The study of blood samples by donors showed that 4.6% already had antibodies against the virus at the start of the epidemic. Researchers concluded only 1 in 20 asymptomatic carriers had developed immunity, ‘’clearly showing that herd immunity remains a long way off.’’
That percentage rose to 7% by the beginning of April, when Italy was under lockdown.

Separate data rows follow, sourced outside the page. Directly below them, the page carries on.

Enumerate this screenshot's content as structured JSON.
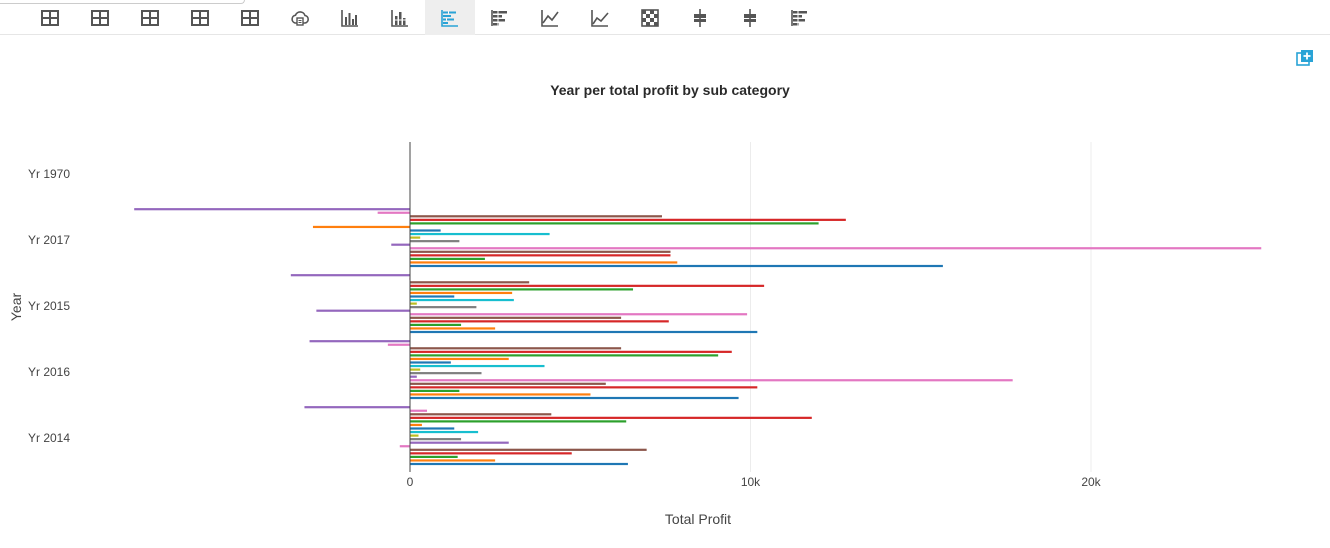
{
  "toolbar": {
    "buttons": [
      {
        "icon": "table-icon"
      },
      {
        "icon": "table-icon"
      },
      {
        "icon": "table-icon"
      },
      {
        "icon": "table-icon"
      },
      {
        "icon": "table-icon"
      },
      {
        "icon": "cloud-icon"
      },
      {
        "icon": "vertical-bar-icon"
      },
      {
        "icon": "stacked-bar-icon"
      },
      {
        "icon": "horizontal-bar-icon",
        "active": true
      },
      {
        "icon": "stacked-horizontal-bar-icon"
      },
      {
        "icon": "line-chart-icon"
      },
      {
        "icon": "area-chart-icon"
      },
      {
        "icon": "heatmap-icon"
      },
      {
        "icon": "boxplot-icon"
      },
      {
        "icon": "boxplot-icon"
      },
      {
        "icon": "stacked-horizontal-bar-icon"
      }
    ],
    "accent_color": "#29a3d6"
  },
  "export_icon": "add-to-dashboard-icon",
  "chart_data": {
    "type": "bar",
    "orientation": "horizontal",
    "title": "Year per total profit by sub category",
    "xlabel": "Total Profit",
    "ylabel": "Year",
    "categories": [
      "Yr 2014",
      "Yr 2016",
      "Yr 2015",
      "Yr 2017",
      "Yr 1970"
    ],
    "x_ticks": [
      {
        "value": 0,
        "label": "0"
      },
      {
        "value": 10000,
        "label": "10k"
      },
      {
        "value": 20000,
        "label": "20k"
      }
    ],
    "xlim": [
      -8200,
      27000
    ],
    "grid": true,
    "colors": [
      "#1f77b4",
      "#ff7f0e",
      "#2ca02c",
      "#d62728",
      "#8c564b",
      "#e377c2",
      "#9467bd",
      "#7f7f7f",
      "#bcbd22",
      "#17becf",
      "#1f77b4",
      "#ff7f0e",
      "#2ca02c",
      "#d62728",
      "#8c564b",
      "#e377c2",
      "#9467bd",
      "#7f7f7f"
    ],
    "values_by_category": [
      [
        6400,
        2500,
        1400,
        4750,
        6950,
        -300,
        2900,
        1500,
        250,
        2000,
        1300,
        350,
        6350,
        11800,
        4150,
        500,
        -3100,
        0
      ],
      [
        9650,
        5300,
        1450,
        10200,
        5750,
        17700,
        200,
        2100,
        300,
        3950,
        1200,
        2900,
        9050,
        9450,
        6200,
        -650,
        -2950,
        0
      ],
      [
        10200,
        2500,
        1500,
        7600,
        6200,
        9900,
        -2750,
        1950,
        200,
        3050,
        1300,
        3000,
        6550,
        10400,
        3500,
        -20,
        -3500,
        0
      ],
      [
        15650,
        7850,
        2200,
        7650,
        7650,
        25000,
        -550,
        1450,
        300,
        4100,
        900,
        -2850,
        12000,
        12800,
        7400,
        -950,
        -8100,
        0
      ],
      [
        0,
        0,
        0,
        0,
        0,
        0,
        0,
        0,
        0,
        0,
        0,
        0,
        0,
        0,
        0,
        0,
        0,
        0
      ]
    ]
  }
}
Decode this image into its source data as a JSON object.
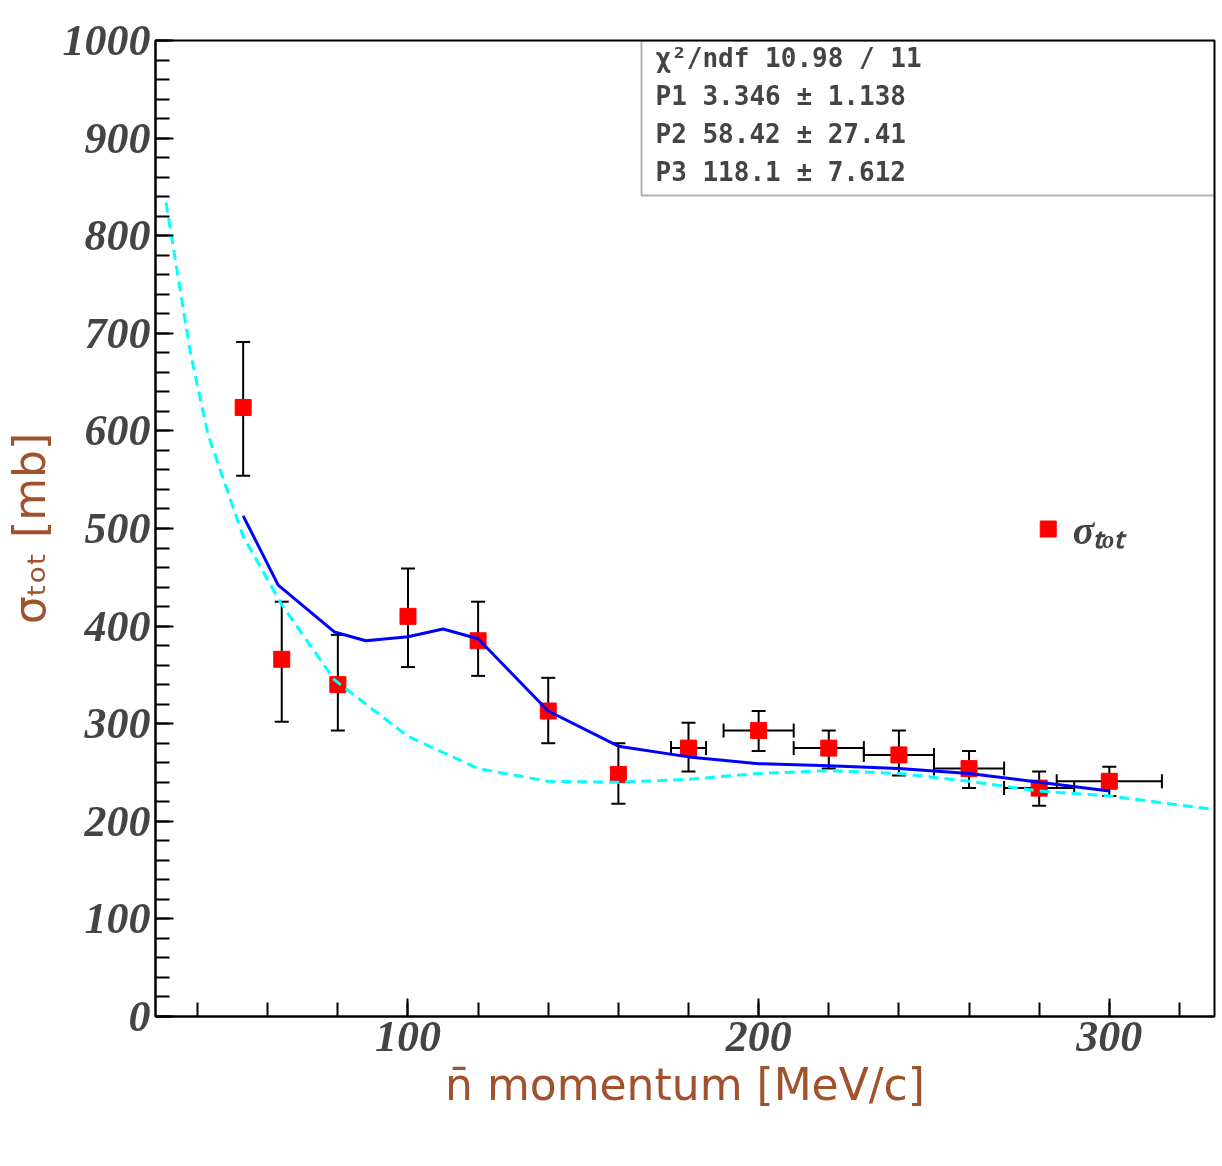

As the lockdown wore on, longer-term immunity was more prevalent among younger donors, which researchers said indicates ‘’the social distancing practices seemed to have favored young people, who had time to develop long-term immunity.’’
The study, involving researchers at the Polyclinic, Milan University, Sacco Hospital and the European Oncological Institute, was released in a preliminary form before being submitted to scientific journals for peer review.
They analyzed random blood samples from Feb. 8 to April 24 of 800 donors at the Polyclinic, which runs a transfusion center with more than 40,000 annual donors. The researchers say all donors who tested positive showed changes in the cell count and lipid profiles, which could provide clues to identifying asymptomatic carriers.